= William Goodhugh =

English bookseller and writer

William Goodhugh (1799?–1842) was an English bookseller and writer.

==Life==
Born about 1799, Goodhugh was for some time a bookseller at 155 Oxford Street, London. To help with bibliography, he studied languages. He became prominent by learned criticisms of John Bellamy's new translation of the Bible, in the Quarterly Review for April 1818 and July 1820. In 1840 he issued proposals for a society to be called the "Dugdale Society" for genealogical research on British families, but the project came to nothing.

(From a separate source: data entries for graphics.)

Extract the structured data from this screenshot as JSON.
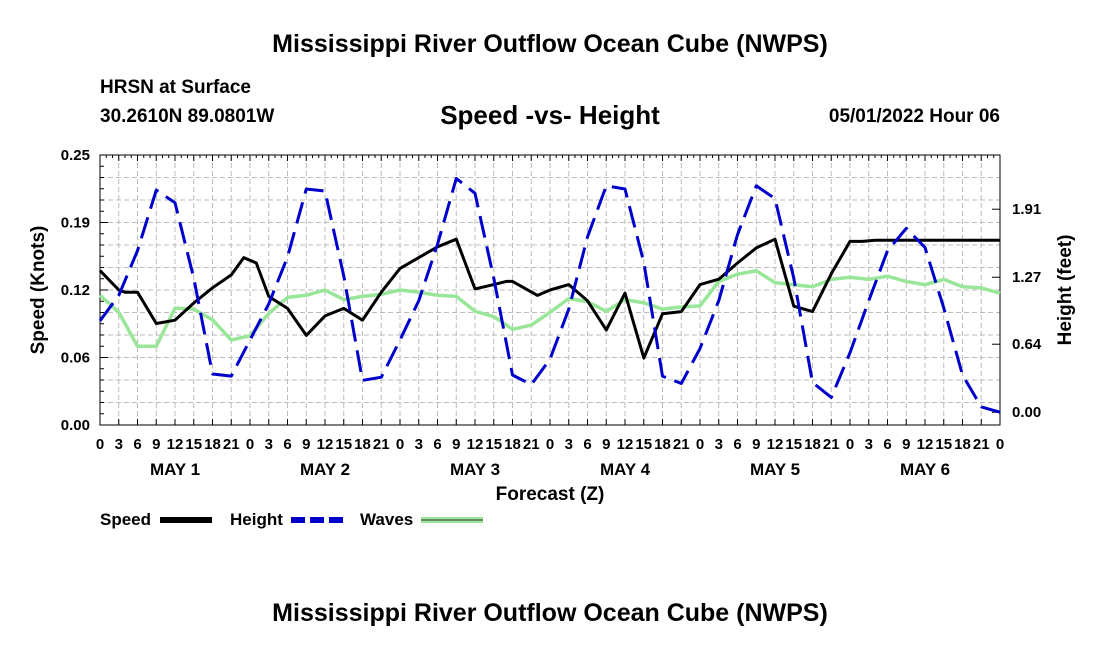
{
  "header": {
    "title": "Mississippi River Outflow Ocean Cube (NWPS)",
    "station": "HRSN at Surface",
    "coords": "30.2610N  89.0801W",
    "subtitle": "Speed -vs- Height",
    "datetime": "05/01/2022 Hour 06"
  },
  "footer": {
    "title": "Mississippi River Outflow Ocean Cube (NWPS)"
  },
  "chart_data": {
    "type": "line",
    "xlabel": "Forecast (Z)",
    "ylabel_left": "Speed (Knots)",
    "ylabel_right": "Height (feet)",
    "x_range_hours": [
      0,
      144
    ],
    "y_left_range": [
      0,
      0.25
    ],
    "y_right_range": [
      -0.12,
      2.42
    ],
    "y_left_ticks": [
      "0.00",
      "0.06",
      "0.12",
      "0.19",
      "0.25"
    ],
    "y_right_ticks": [
      "0.00",
      "0.64",
      "1.27",
      "1.91"
    ],
    "y_left_tick_values": [
      0,
      0.0625,
      0.125,
      0.1875,
      0.25
    ],
    "y_right_tick_values": [
      0,
      0.64,
      1.27,
      1.91
    ],
    "x_tick_labels": [
      "0",
      "3",
      "6",
      "9",
      "12",
      "15",
      "18",
      "21",
      "0",
      "3",
      "6",
      "9",
      "12",
      "15",
      "18",
      "21",
      "0",
      "3",
      "6",
      "9",
      "12",
      "15",
      "18",
      "21",
      "0",
      "3",
      "6",
      "9",
      "12",
      "15",
      "18",
      "21",
      "0",
      "3",
      "6",
      "9",
      "12",
      "15",
      "18",
      "21",
      "0",
      "3",
      "6",
      "9",
      "12",
      "15",
      "18",
      "21",
      "0"
    ],
    "day_labels": [
      "MAY 1",
      "MAY 2",
      "MAY 3",
      "MAY 4",
      "MAY 5",
      "MAY 6"
    ],
    "legend": [
      "Speed",
      "Height",
      "Waves"
    ],
    "colors": {
      "speed": "#000000",
      "height": "#0000cc",
      "waves": "#99e699",
      "grid": "#bbbbbb"
    },
    "series": [
      {
        "name": "Speed",
        "axis": "left",
        "x": [
          0,
          3,
          4,
          6,
          9,
          12,
          15,
          18,
          21,
          23,
          25,
          27,
          30,
          33,
          36,
          39,
          42,
          45,
          48,
          51,
          54,
          57,
          60,
          63,
          65,
          66,
          70,
          72,
          75,
          78,
          81,
          84,
          87,
          90,
          93,
          96,
          99,
          102,
          105,
          108,
          111,
          114,
          117,
          120,
          122,
          124,
          126,
          108
        ],
        "y": [
          0.143,
          0.125,
          0.123,
          0.123,
          0.094,
          0.097,
          0.113,
          0.127,
          0.139,
          0.155,
          0.15,
          0.119,
          0.108,
          0.083,
          0.101,
          0.108,
          0.097,
          0.123,
          0.145,
          0.155,
          0.165,
          0.172,
          0.126,
          0.13,
          0.133,
          0.133,
          0.12,
          0.125,
          0.13,
          0.115,
          0.088,
          0.122,
          0.062,
          0.103,
          0.105,
          0.13,
          0.135,
          0.15,
          0.164,
          0.172,
          0.11,
          0.105,
          0.14,
          0.17,
          0.17,
          0.171,
          0.171,
          0.171
        ]
      },
      {
        "name": "Height",
        "axis": "right",
        "x": [
          0,
          3,
          6,
          9,
          12,
          15,
          18,
          21,
          24,
          27,
          30,
          33,
          36,
          39,
          42,
          45,
          48,
          51,
          54,
          57,
          60,
          63,
          66,
          69,
          72,
          75,
          78,
          81,
          84,
          87,
          90,
          93,
          96,
          99,
          102,
          105,
          108,
          111,
          114,
          117,
          120,
          123,
          126,
          129,
          132,
          135,
          138,
          141,
          144
        ],
        "y": [
          0.86,
          1.1,
          1.52,
          2.09,
          1.97,
          1.26,
          0.36,
          0.34,
          0.68,
          1.02,
          1.46,
          2.1,
          2.08,
          1.28,
          0.3,
          0.33,
          0.68,
          1.05,
          1.58,
          2.2,
          2.06,
          1.26,
          0.35,
          0.26,
          0.5,
          0.97,
          1.65,
          2.13,
          2.1,
          1.41,
          0.34,
          0.27,
          0.6,
          1.05,
          1.67,
          2.13,
          2.01,
          1.26,
          0.28,
          0.14,
          0.56,
          1.05,
          1.52,
          1.73,
          1.55,
          0.98,
          0.35,
          0.05,
          0.0
        ]
      },
      {
        "name": "Waves",
        "axis": "right",
        "x": [
          0,
          3,
          6,
          9,
          12,
          15,
          18,
          21,
          24,
          27,
          30,
          33,
          36,
          39,
          42,
          45,
          48,
          51,
          54,
          57,
          60,
          63,
          66,
          69,
          72,
          75,
          78,
          81,
          84,
          87,
          90,
          93,
          96,
          99,
          102,
          105,
          108,
          111,
          114,
          117,
          120,
          123,
          126,
          129,
          132,
          135,
          138,
          141,
          144
        ],
        "y": [
          1.1,
          0.94,
          0.62,
          0.62,
          0.98,
          0.97,
          0.87,
          0.68,
          0.72,
          0.93,
          1.08,
          1.1,
          1.15,
          1.06,
          1.09,
          1.11,
          1.15,
          1.13,
          1.1,
          1.09,
          0.95,
          0.9,
          0.78,
          0.82,
          0.94,
          1.07,
          1.04,
          0.95,
          1.06,
          1.03,
          0.97,
          0.99,
          1.0,
          1.23,
          1.3,
          1.33,
          1.22,
          1.2,
          1.18,
          1.25,
          1.27,
          1.25,
          1.28,
          1.23,
          1.2,
          1.25,
          1.18,
          1.17,
          1.12
        ]
      }
    ]
  }
}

Goodhugh died at Chelsea, London on 23 May 1842, aged 43, leaving a son and a daughter.

==Works==
For a few years before his death, Goodhugh had been working on a biblical encyclopedia, which he had compiled to the letter R. The Bible Cyclopaedia appeared in two volumes, the second in 1843 carrying an Advertisement with a letter from William Cooke Taylor on the completion of the work, and a small amount of information on contributors. Goodhugh also published:

- The Gate to the French, Italian, and Spanish Unlocked (anon.), London, 1827.
- The Gate to the Hebrew, Arabic, and Syriac Unlocked by a new and easy method of acquiring the accidence (anon.), London, 1827.
- The English Gentleman's Library Manual, or a Guide to the Formation of a Library of Select Literature, London, 1827.
- Motives to the Study of Biblical Literature in a course of introductory lectures, London, 1838; another edition, without Goodhugh's name, was issued in 1839.
- The Bible Cyclopaedia: or, Illustrations of the Civil and Natural History of the Sacred Writings ... 1841.